Pernell brought him up on the G code but was absent in his life when he got sent to prison.

Caine manages to graduate high school. An extraordinary feat for someone like him. Everything seems rosy for a while but as others would be knee deep in books, Caine is getting knee deep in the streets. He gets involved in a cycle of hatred and violence so hopeless and never ending. Violence being a common theme in the movie portrayed in a gruesome, raw, and unfiltered way. Caine and his comrades are desensitized to violence. As a result they have no problem taking a life or parading around a stolen tape of a murder they were involved in.

I just knew I could kill somebody. If I had to I could do it again. – Caine

This is the environment that Caine is growing up in. After going to a house party, him and his cousin have an altercation that lands him in the hospital and his cousin dead. Caine is lucky to be alive. This isn’t the first time he ends up in the hospital either. The difference this time is that he came close to dying. You would think Caine would turn over a new leaf after coming so close to death. Still, he can be seen watching old gangster movies in the hospital room. One of many foreshadowings in the film.

Another one being when later in the movie, the son of Caine’s love interest, Anthony, asks if Caine is going to die.

Caine even ends up in jail albeit for a short period of time. This still isn’t enough to set him on the straight and narrow. They bring him in for questioning. In the interrogation room we can see two types of light coming through the windows. On one side there’s red. Which could easily signify peril, doom, fatality and on the other, a brighter more lighter shade. Caine is at a crossroads for most of his life.

There are many voices of reason throughout the movie. Sharif, one of his closest buddies is a converted muslim and very pro-black. He doesn’t want Caine to go down the wrong path. And although he’s different from Caine and the rest of them, he’s kept throughout the movie. Caine even narrates as someone who sounds like they are reflecting on their choices. There are subliminal messages throughout the movie as well.

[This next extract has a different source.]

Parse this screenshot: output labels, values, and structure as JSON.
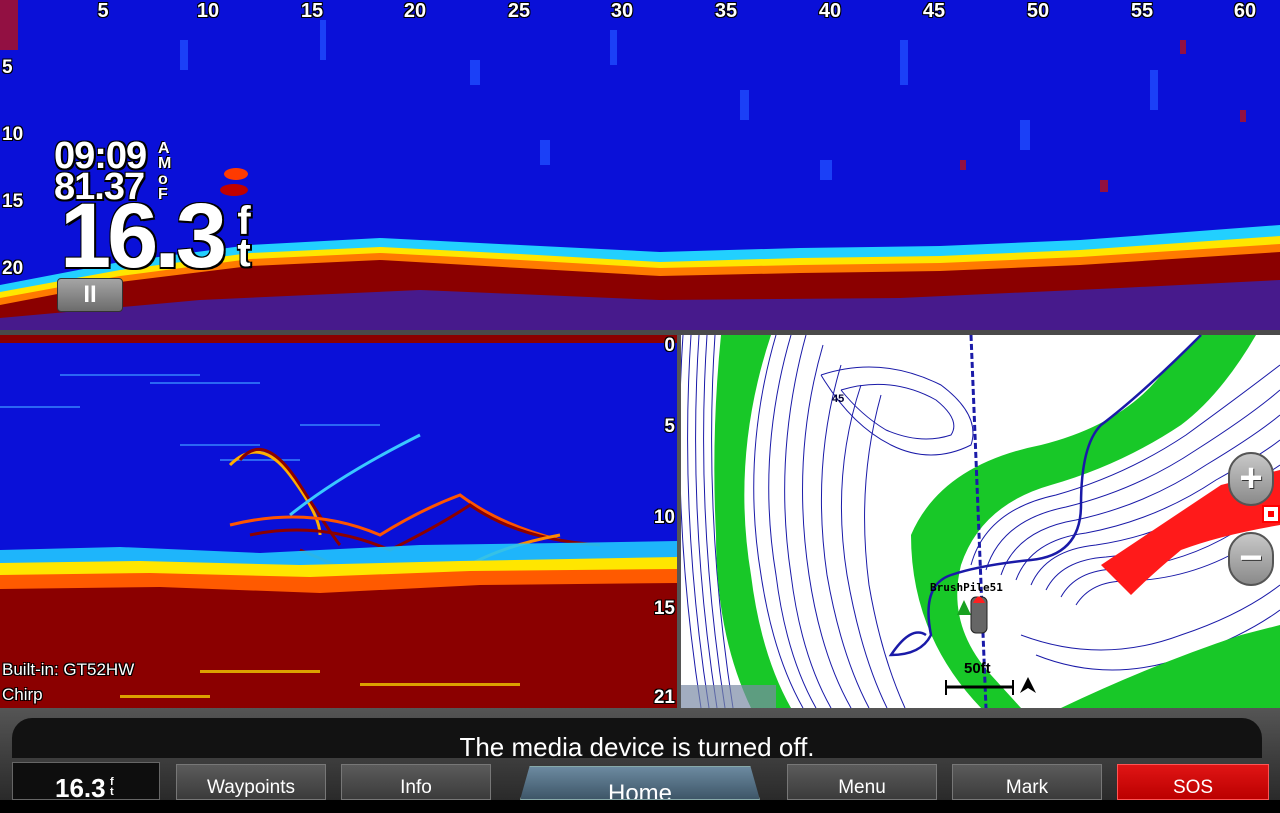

Another voice of reason is Ronnie or Pernell’s girlfriend. Ronnie sobered up after having Anthony. The connection between Caine and Ronnie is more than Pernell however. There’s love interest brewing here too. Caine gets even more-so attached via her son Anthony who is exactly like him when he was younger. Anthony is meant to symbolize Caine in a lot of ways. We even see things come full circle when Anthony comes out on the porch to hang with the grown folks much like Caine when he was younger.

No father, growing up in the hood without a role model. In the movie Caine is being asked to step up and be a man, if not for Anthony then for himself.

This movie’s core theme seems to be cycles in the urban communities. Caine is just being the way he was brought up to be and Anthony is mirroring what’s in the environment around him. There’s a certain street code you follow and that often leads to more violence. Caine is provided with an out on various occasions. Eventually he accepts to go away with Ronnie to Atlanta although reluctantly only to end up another victim. In a tragic irony, he does leave the life but not in the way we had hoped. Sharif is shot dead as well as Caine. Leaving O-Dog to grapple with the reality and possibly continue the cycle of violence.

The theme comes full circle with this quote as Caine narrates:

I guess in the end it catches up to you. My grandfather asked me one time if I care whether I live or die. Yeah I do and now it’s too late.

The final words at the end convict the viewer and cause them to reflect on all the past events that led to this young man’s fatal demise. It seemed like he was doomed to repeat his mistakes or suffer the consequences for his actions from the very beginning.